Mayotte devra absorber trois étapes de décentralisation en une. Pratiquement impossible selon certains élus. Mais les enjeux sont aussi financiers et le débat sur son impact, organisé à Combani, promet d’être mené sur le mode interrogatif voire négatif…
Le Centre national de la fonction publique territoriale de Mayotte et le syndicat des directeurs généraux des services de Mayotte organisent mercredi et jeudi à Combani un séminaire sur le thème « Impact de l’acte III de la décentralisation sur les collectivités territoriales ».
Depuis les débats qui opposaient en 1789 Jacobins, défenseurs d’un Etat centralisé, et Girondins, favorables à un Etat fédéral, la décentralisation est devenue très tendance. Cette action qui permet à l’Etat de transférer ses compétences vers les collectivités locales s’est accélérée en 1982 avec les lois Deferre, considérées comme l’acte 1, ainsi que le précisait le secrétaire général François Chauvin, « où la tutelle du préfet a été supprimée pour la remplacer par le contrôle de légalité et qui transfère l’exécutif au président du Conseil général ».
Depuis, la métropole a connu l’acte 2 avec un renforcement de l’autonomie financière des collectivités locales et François Hollande a décidé de mettre en place depuis cette année le 3ème acte. Il s’agit de « libérer les initiatives de terrain », résumait Michel Namura, directeur général des services de Saint-Ouen, qui a travaillé pour l’ancien ministre Alain Richard.
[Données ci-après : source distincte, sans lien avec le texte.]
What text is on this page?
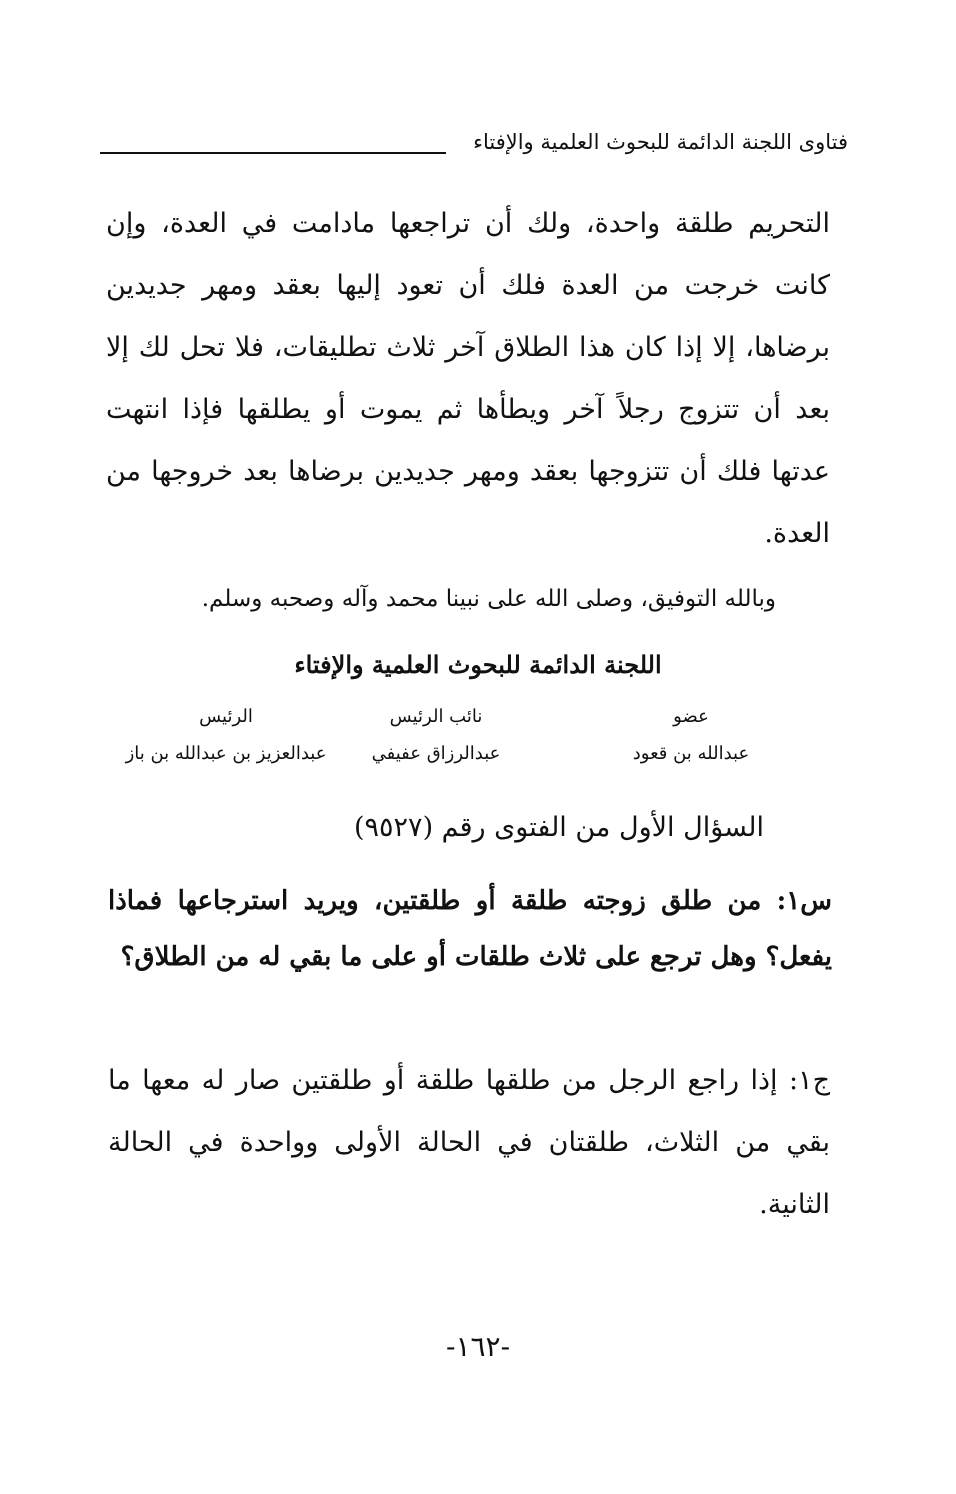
فتاوى اللجنة الدائمة للبحوث العلمية والإفتاء

التحريم طلقة واحدة، ولك أن تراجعها مادامت في العدة، وإن كانت خرجت من العدة فلك أن تعود إليها بعقد ومهر جديدين برضاها، إلا إذا كان هذا الطلاق آخر ثلاث تطليقات، فلا تحل لك إلا بعد أن تتزوج رجلاً آخر ويطأها ثم يموت أو يطلقها فإذا انتهت عدتها فلك أن تتزوجها بعقد ومهر جديدين برضاها بعد خروجها من العدة.

وبالله التوفيق، وصلى الله على نبينا محمد وآله وصحبه وسلم.
اللجنة الدائمة للبحوث العلمية والإفتاء
عضو
عبدالله بن قعود
نائب الرئيس
عبدالرزاق عفيفي
الرئيس
عبدالعزيز بن عبدالله بن باز
السؤال الأول من الفتوى رقم (٩٥٢٧)

س١: من طلق زوجته طلقة أو طلقتين، ويريد استرجاعها فماذا يفعل؟ وهل ترجع على ثلاث طلقات أو على ما بقي له من الطلاق؟

ج١: إذا راجع الرجل من طلقها طلقة أو طلقتين صار له معها ما بقي من الثلاث، طلقتان في الحالة الأولى وواحدة في الحالة الثانية.

-١٦٢-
Mayotte n’en a pas fini avec l’acte 1…
C’est le challenge qui est proposé à Mayotte : intégrer ces phases successives de décentralisation que la métropole a mis 30 ans à digérer, « alors que nous n’avons toujours pas assumé les prérogatives que la décentralisation 1 nous allouait », critique avec justesse Jacques-Martial Henry, 2ème vice-président du Conseil général en détaillant : « Nous n’avons pas d’Office de l’eau, pas plus que d’Observatoire des mineurs en danger alors que la décentralisation 3 nous délègue la compétence sur les constructions de collèges et lycées ! Aucune structure n’est en place pour porter ce projet ».
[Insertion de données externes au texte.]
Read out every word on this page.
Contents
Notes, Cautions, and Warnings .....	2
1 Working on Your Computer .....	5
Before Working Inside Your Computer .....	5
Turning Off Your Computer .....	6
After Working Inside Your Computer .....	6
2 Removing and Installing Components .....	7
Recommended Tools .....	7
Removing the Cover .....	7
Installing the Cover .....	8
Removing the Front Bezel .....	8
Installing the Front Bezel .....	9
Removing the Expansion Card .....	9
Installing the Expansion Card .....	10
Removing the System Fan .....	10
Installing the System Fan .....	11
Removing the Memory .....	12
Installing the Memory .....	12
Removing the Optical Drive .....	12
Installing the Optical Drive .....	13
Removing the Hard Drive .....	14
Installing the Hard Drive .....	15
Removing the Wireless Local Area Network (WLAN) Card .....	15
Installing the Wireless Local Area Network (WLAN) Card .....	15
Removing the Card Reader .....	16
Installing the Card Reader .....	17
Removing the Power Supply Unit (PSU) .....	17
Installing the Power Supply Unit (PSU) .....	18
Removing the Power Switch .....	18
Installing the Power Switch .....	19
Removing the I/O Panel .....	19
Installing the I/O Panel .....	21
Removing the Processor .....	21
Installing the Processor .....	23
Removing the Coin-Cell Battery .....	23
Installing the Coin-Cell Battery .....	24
C’est certainement une des raisons de l’absence des conseillers généraux et des maires, également occupés à préparer leurs élections municipales. Ce qui amenait l’ancien président du Conseil général Ahamed Attoumani Douchina à poser l’à-propos d’un tel séminaire dans un calendrier qui va remanier la carte des élus. « Les écrits et les débats qui en sortiront seront profitables à tous », répondait Jérémy Blasquez, directeur régional du CNFPT (Centre national de la fonction publique territoriale).
L’intérêt recherché dans la décentralisation est double. Le premier est de responsabiliser des conseillers municipaux « qui sont amenés à voter des budgets considérables sans être élus au suffrage universel direct », rapporte Michel Namura, ce qui ne sera plus le cas pour les communes de plus de 1000 habitants (3500 habitants auparavant).
Un acte 3 recentralisateur
Mais l’intérêt est également de réaliser des économies d’échelle : « Il faut supprimer le flou et les redondances », en clair et dans la bouche du préfet Witkowski : « s’attaquer à ce que la vox populi appelle le millefeuille administratif” et “dans une période où la ressource financière territoriale se raréfie et où il faut effectuer des coupes dans les dépenses publiques », complète Michel Namura. Qui rappelle que François Hollande s’est fixé un but : « Economiser 750 millions à 1 milliard et demi d’euros en deux ans sur les collectivités territoriales ». Ce qui appelle à un contrôle accru des préfets et qui renomme cet acte 3 en “recentralisation”…
A ce compte, adaptabilité ou pas, Mayotte devra suivre. La décentralisation appelle une contrainte de la part de l’Etat : transférer les ressources correspondant aux nouvelles compétences exercées par la collectivité.
Cet acte troisième du nom est en cours d’étude sur trois projets de loi… Quand le quatrième acte est déjà dans l’air : « A terme, qui pourrait être l’horizon 2017, les départements seront vraisemblablement intégrés dans des supra régions, plus fortes à l’échelle européenne », anticipe Michel Namura.